Neste vídeo, Sérgio Viotti lê Amor-pois que é palavra essencial, poema de Drummond presente no livro O Amor Natural. Considerado pornográfico, o livro só foi publicado depois da morte do poeta. Os versos deste poema e de outros do livro preservam uma beleza sutil própria de experiências sexuais verdadeiras, regadas pelo prazer do corpo e pelo diálogo fértil das almas.

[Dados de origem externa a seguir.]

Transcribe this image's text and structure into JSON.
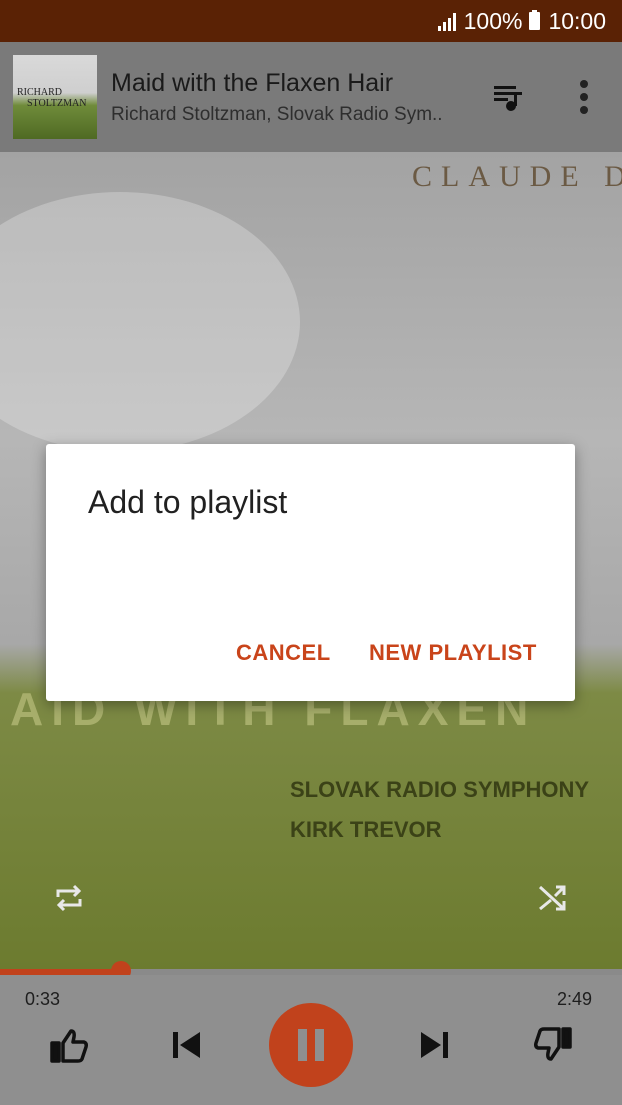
{
  "status_bar": {
    "battery": "100%",
    "time": "10:00"
  },
  "now_playing": {
    "title": "Maid with the Flaxen Hair",
    "subtitle": "Richard Stoltzman, Slovak Radio Sym..",
    "thumb_text_1": "RICHARD",
    "thumb_text_2": "STOLTZMAN"
  },
  "album_art": {
    "composer_text": "CLAUDE D",
    "title_text": "AID WITH FLAXEN",
    "orchestra_text": "SLOVAK RADIO SYMPHONY",
    "conductor_text": "KIRK TREVOR"
  },
  "player": {
    "elapsed": "0:33",
    "duration": "2:49",
    "progress_fraction": 0.195,
    "accent_color": "#c1421c"
  },
  "dialog": {
    "title": "Add to playlist",
    "cancel_label": "CANCEL",
    "new_playlist_label": "NEW PLAYLIST"
  },
  "icons": [
    "signal-icon",
    "battery-icon",
    "queue-icon",
    "more-vert-icon",
    "repeat-icon",
    "shuffle-icon",
    "thumbs-up-icon",
    "previous-icon",
    "pause-icon",
    "next-icon",
    "thumbs-down-icon"
  ]
}
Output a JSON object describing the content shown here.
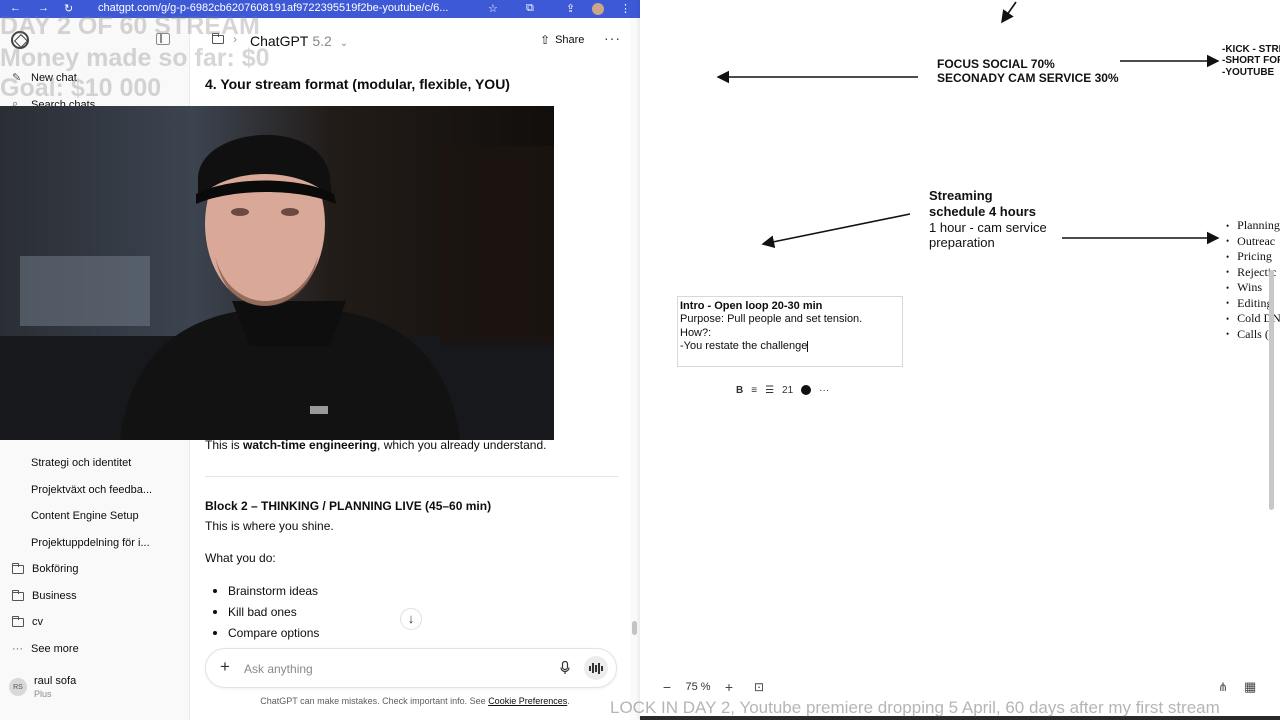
{
  "browser": {
    "url": "chatgpt.com/g/g-p-6982cb6207608191af9722395519f2be-youtube/c/6..."
  },
  "overlay": {
    "line1": "DAY 2 OF 60 STREAM",
    "line2": "Money made so far: $0",
    "line3": "Goal: $10 000",
    "ticker": "LOCK IN DAY 2, Youtube premiere dropping 5 April, 60 days after my first stream"
  },
  "sidebar": {
    "new_chat": "New chat",
    "search_chats": "Search chats",
    "project_chats": [
      "Strategi och identitet",
      "Projektväxt och feedba...",
      "Content Engine Setup",
      "Projektuppdelning för i..."
    ],
    "folders": [
      "Bokföring",
      "Business",
      "cv"
    ],
    "see_more": "See more",
    "user": {
      "initials": "RS",
      "name": "raul sofa",
      "plan": "Plus"
    }
  },
  "header": {
    "model": "ChatGPT",
    "version": "5.2",
    "share": "Share"
  },
  "chat": {
    "section_title": "4. Your stream format (modular, flexible, YOU)",
    "watch_time_pre": "This is ",
    "watch_time_bold": "watch-time engineering",
    "watch_time_post": ", which you already understand.",
    "block2_title": "Block 2 – THINKING / PLANNING LIVE (45–60 min)",
    "block2_sub": "This is where you shine.",
    "what_you_do": "What you do:",
    "bullets": [
      "Brainstorm ideas",
      "Kill bad ones",
      "Compare options"
    ],
    "composer_placeholder": "Ask anything",
    "disclaimer_pre": "ChatGPT can make mistakes. Check important info. See ",
    "disclaimer_link": "Cookie Preferences",
    "disclaimer_post": "."
  },
  "board": {
    "focus_line1": "FOCUS SOCIAL 70%",
    "focus_line2": "SECONADY CAM SERVICE 30%",
    "platforms": [
      "-KICK - STRE",
      "-SHORT FOR",
      "-YOUTUBE"
    ],
    "streaming_line1": "Streaming",
    "streaming_line2": "schedule 4 hours",
    "streaming_line3": "1 hour - cam service",
    "streaming_line4": "preparation",
    "schedule_list": [
      "Planning",
      "Outreac",
      "Pricing",
      "Rejectic",
      "Wins",
      "Editing",
      "Cold DN",
      "Calls (f"
    ],
    "intro_title": "Intro - Open loop 20-30 min",
    "intro_purpose": "Purpose: Pull people and set tension.",
    "intro_how": "How?:",
    "intro_point": "-You restate the challenge",
    "toolbar_size": "21",
    "zoom": "75 %"
  }
}
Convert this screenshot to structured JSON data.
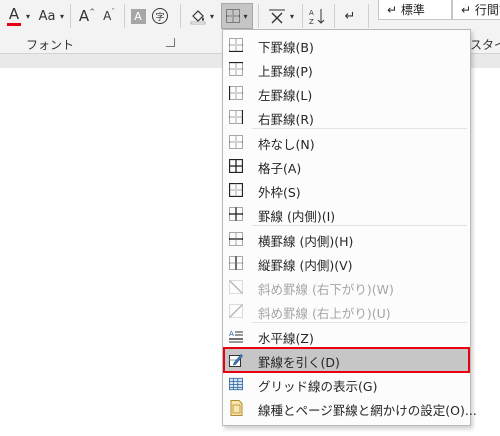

Amor — pois que é palavra essencial

Amor — pois que é palavra essencial
comece esta canção e tudo a envolva.
Amor guie o meu verso, e enquanto o guia,
Reúna alma e desejo, membro e vulva.

Quem ousará dizer que ele é só alma?
Quem não sente no corpo a alma a expandir-se
até desabrochar em puro grito
de orgasmo, num instante de infinito?

O corpo noutro corpo entrelaçado,
Fundido, dissolvido, volta à origem
Dos seres, que Platão viu contemplados:
é um, perfeito em dois; são dois em um.

Integração na cama ou já no cosmo?
Onde termina o quarto e chega aos astros?
Que força em nossos flancos nos transporta
a essa extrema região, etérea, eterna?

Ao delicioso toque do clitóris,
já tudo se transforma, num relâmpago.
Em pequenino ponto desse corpo,
a fonte, o fogo, o mel se concentram.

Vai a penetração rompendo nuvens
e devassando sóis tão fulgurantes
que nunca a vista humana os suportara
mas, varado de luz, o coito segue.

E prossegue e se espraia de tal sorte
que, além de nós, além da própria vida,
como ativa abstração que se faz carne,
a idéia de gozar está gozando.

E num sofrer de gozo entre palavras,
menos que isto, sons, arquejos, ais,
um só espasmo em nós atinge o clímax:
é quando o amor morre de amor, divino.

Quantas vezes morremos um no outro,
no úmido subterrâneo da vagina,
nessa morte mais suave do que o sono:
a pausa dos sentidos, satisfeita.

Então a paz se instaura. A paz dos deuses,
estendidos na cama, qual estátuas
vestidas de suor, agradecendo
o que a um deus acrescenta o amor terrestre.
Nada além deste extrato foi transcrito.